Elle raconte une expérience particulièrement douloureuse alors qu’elle était hospitalisée pour la COVID-19. À cause des règles en vigueur, le personnel lui a retiré son téléphone, qui lui donnait accès aux services d’interprétation en ligne. « Ils me disaient : “Tu sais écrire, écris-nous.” » Malade et n’ayant pas la force d’écrire, elle admet avoir eu peur de mourir seule à l’hôpital. « Il n’y avait aucune communication possible. » Jusqu’à ce qu’une personne de l’ADOO s’aperçoive du problème et lui fournisse une interprète.
Sensibilisation et rencontres
Carole Normand juge scandaleux ce genre de situation à une époque où les technologies de l’information rendent accessible l’interprétation en ligne en quelques minutes. « Ça prend juste un iPad et une connexion wifi, mais ça a l’air très compliqué au CISSSO [Centre intégré de santé et de services sociaux]. »

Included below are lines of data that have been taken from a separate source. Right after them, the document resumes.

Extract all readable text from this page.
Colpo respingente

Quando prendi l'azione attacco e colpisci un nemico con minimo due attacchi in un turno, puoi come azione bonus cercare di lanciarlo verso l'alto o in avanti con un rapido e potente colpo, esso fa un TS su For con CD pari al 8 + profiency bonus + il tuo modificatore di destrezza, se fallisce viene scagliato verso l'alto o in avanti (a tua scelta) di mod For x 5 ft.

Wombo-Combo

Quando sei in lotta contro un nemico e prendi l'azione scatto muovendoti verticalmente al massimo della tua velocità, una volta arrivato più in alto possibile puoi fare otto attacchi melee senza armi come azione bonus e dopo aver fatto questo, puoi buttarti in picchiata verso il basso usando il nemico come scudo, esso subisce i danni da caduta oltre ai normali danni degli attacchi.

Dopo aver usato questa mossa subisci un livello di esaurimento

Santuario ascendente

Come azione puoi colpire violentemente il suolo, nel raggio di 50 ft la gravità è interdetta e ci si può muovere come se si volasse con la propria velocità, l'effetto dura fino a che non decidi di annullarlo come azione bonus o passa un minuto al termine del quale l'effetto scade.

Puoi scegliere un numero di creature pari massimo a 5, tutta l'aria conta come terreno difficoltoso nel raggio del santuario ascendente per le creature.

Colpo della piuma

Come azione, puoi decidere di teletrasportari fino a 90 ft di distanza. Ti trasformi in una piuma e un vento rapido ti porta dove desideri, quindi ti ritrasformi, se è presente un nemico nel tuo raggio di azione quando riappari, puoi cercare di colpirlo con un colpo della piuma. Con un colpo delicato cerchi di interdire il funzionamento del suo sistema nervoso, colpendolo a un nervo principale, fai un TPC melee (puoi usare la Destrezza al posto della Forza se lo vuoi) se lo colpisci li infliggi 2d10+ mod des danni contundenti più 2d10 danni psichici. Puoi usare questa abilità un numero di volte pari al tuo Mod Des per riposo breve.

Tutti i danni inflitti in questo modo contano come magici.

L’alphabétisation est une partie seulement de la solution pour briser le mur auquel font face les sourds. L’autre moyen serait la sensibilisation et les rencontres. « C’est par le contact que l’on comprend. Pourquoi est-ce que ce ne serait pas une sourde qui donnerait le cours aux entendants ? » demande Denise Read, qui encourage tout le monde à voir le nouveau film Coda, version américaine du grand succès français La famille Bélier.
« L’interprétation ne profite pas seulement à la personne sourde », explique Shulianne Doucet, animatrice en milieu de vie à l’ADOO, qui s’est initiée elle-même à la LSQ en travaillant dans une clinique de l’ouïe durant ses études en éducation spécialisée. Elle encourage tout le monde à apprendre quelques signes pour les lettres, et dire bonjour, s’il vous plaît ou merci. « Même si vous “signez” mal, il n’y a pas une personne sourde qui va vous critiquer. Et puis, la LSQ, c’est très bon pour l’intelligence kinesthésique », termine-t-elle.
Ce contenu a été produit par l’équipe des publications spéciales du Devoir, relevant du marketing. La rédaction du Devoir n’y a pas pris part.